La genèse des musées sous-marins
En 2004, l’ouragan Ivan, surnommé « le terrible », a frappé les Petites Antilles, dont l’île de la Grenade. Dans ce contexte de dévastation, Jason deCaires Taylor, sculpteur britannique également titulaire d’un monitorat de plongée, prend la décision de créer un récif artificiel. À Molinere, il élabore des sculptures en béton durable (ciment, sable et micro silice) au pH neutre, qui offrent une surface rugueuse et texturée pour les polypes de corail. Les plis des vêtements de ses personnages deviennent des refuges pour poissons et crustacés.

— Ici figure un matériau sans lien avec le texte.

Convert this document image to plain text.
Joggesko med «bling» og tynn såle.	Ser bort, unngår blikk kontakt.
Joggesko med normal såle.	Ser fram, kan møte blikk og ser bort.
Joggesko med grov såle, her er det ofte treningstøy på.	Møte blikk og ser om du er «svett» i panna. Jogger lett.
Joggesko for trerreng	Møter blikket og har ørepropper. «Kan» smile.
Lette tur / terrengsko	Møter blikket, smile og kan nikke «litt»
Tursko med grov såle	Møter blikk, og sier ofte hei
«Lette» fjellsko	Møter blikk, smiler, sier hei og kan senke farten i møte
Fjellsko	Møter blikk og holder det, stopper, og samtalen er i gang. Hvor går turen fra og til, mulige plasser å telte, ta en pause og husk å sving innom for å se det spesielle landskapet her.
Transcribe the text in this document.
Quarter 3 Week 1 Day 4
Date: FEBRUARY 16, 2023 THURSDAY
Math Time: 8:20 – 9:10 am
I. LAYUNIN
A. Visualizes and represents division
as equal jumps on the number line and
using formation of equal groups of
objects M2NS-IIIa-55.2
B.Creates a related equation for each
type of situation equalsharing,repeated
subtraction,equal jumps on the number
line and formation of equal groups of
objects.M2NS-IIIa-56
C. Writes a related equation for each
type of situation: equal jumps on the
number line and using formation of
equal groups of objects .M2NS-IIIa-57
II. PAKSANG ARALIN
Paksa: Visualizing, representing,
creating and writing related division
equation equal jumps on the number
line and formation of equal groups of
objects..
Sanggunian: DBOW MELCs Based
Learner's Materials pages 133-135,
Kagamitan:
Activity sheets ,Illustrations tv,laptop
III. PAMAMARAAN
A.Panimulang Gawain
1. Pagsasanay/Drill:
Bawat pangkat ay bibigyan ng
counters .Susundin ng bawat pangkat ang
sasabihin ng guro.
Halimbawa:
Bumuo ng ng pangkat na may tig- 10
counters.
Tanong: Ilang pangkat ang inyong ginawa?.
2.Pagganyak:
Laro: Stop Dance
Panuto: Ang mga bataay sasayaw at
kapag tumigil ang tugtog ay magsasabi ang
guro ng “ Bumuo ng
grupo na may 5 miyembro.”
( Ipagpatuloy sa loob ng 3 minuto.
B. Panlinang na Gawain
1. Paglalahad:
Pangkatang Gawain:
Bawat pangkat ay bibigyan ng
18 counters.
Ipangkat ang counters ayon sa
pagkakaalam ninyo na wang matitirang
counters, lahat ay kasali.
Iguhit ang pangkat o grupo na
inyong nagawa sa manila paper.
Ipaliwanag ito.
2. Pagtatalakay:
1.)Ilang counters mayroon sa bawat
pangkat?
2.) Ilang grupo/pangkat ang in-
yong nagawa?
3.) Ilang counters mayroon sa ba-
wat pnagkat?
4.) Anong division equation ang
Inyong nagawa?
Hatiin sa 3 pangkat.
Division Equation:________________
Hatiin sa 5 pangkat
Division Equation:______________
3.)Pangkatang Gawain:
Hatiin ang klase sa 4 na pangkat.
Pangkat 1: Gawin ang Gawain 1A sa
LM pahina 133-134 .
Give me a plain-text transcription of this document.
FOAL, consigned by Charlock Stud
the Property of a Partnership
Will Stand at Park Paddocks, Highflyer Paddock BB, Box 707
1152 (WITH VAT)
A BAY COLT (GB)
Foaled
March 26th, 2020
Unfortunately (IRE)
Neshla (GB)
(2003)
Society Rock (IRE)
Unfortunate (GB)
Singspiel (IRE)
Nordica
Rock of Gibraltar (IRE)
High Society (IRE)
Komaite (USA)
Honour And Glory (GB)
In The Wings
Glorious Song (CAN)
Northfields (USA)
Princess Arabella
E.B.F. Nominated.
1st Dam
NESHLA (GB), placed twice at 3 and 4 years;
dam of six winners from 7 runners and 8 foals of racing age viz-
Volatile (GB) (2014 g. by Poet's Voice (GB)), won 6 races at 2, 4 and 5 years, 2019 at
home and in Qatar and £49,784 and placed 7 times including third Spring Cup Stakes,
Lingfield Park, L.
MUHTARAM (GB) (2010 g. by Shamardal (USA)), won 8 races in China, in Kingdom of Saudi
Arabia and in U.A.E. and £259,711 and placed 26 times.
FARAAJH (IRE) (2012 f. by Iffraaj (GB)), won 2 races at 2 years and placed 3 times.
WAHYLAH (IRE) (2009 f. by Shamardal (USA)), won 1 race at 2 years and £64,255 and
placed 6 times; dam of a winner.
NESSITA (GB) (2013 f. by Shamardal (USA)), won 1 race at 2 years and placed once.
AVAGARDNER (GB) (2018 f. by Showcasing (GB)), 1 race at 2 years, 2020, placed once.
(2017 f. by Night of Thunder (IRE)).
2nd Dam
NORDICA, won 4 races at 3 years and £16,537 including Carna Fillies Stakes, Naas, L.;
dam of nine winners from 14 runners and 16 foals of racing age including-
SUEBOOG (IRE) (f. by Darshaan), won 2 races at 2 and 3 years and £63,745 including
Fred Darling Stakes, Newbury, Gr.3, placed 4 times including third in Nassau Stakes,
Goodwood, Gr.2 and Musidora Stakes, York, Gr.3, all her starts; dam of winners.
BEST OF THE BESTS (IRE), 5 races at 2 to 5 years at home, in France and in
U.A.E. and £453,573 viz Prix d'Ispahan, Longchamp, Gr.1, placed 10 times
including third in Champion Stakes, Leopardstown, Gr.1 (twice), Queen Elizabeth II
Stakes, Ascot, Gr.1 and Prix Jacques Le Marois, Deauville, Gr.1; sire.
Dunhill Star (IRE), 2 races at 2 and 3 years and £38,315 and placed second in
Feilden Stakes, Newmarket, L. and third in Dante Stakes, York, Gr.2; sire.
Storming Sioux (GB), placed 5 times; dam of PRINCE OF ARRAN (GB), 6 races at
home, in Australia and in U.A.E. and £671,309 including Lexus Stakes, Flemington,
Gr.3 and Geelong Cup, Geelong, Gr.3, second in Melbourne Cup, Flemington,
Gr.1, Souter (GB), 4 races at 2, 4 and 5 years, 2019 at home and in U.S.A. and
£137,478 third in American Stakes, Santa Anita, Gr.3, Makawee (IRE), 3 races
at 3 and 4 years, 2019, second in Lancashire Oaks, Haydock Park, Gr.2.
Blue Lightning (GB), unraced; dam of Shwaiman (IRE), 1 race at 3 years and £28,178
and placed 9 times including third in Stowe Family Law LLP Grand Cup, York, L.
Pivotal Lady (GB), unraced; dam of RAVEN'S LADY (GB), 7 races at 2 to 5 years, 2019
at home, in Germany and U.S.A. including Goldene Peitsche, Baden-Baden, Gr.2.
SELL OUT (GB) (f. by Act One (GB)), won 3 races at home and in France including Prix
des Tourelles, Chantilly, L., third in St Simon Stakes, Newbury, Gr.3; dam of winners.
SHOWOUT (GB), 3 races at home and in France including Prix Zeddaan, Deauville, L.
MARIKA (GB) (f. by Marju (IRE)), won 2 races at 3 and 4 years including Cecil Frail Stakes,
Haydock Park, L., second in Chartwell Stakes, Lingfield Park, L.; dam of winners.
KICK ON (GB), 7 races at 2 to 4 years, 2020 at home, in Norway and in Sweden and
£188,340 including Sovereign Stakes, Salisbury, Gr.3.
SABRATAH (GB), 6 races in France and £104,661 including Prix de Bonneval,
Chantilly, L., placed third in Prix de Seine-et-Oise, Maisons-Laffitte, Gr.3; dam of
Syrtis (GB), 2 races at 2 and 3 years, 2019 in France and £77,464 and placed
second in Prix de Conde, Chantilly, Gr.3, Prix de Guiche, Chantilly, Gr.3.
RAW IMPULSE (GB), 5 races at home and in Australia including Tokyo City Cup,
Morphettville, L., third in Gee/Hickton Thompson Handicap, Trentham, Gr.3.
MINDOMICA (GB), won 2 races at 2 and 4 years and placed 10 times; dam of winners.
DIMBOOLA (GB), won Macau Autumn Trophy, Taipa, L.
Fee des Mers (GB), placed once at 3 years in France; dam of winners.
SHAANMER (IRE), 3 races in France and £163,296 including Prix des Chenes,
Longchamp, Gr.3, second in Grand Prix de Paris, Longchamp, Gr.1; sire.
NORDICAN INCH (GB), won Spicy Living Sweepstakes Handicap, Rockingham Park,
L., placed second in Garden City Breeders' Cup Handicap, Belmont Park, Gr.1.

L’installation, réalisée en 2006, est minutieusement chronométrée. Les sculptures doivent être immergées avant la période de reproduction des larves de corail, mais pas trop tôt afin d’éviter que d’autres espèces marines ne s’y introduisent. Grace Reef, la première série, compte seize corps féminins reposant à dix mètres de profondeur. Suivent The Lost Correspondent, qui évoque l’éruption du Vésuve et la crise cubaine, et Vicissitudes, une œuvre emblématique représentant une ronde de vingt-six enfants, symbole d’unité et d’hommage aux esclaves disparus lors de la traversée de l’Atlantique. Conscientes de la valeur écologique de ce récif, les autorités ont décidé de protéger la zone, aujourd’hui peuplée d’environ 600 sculptures sur 800 m².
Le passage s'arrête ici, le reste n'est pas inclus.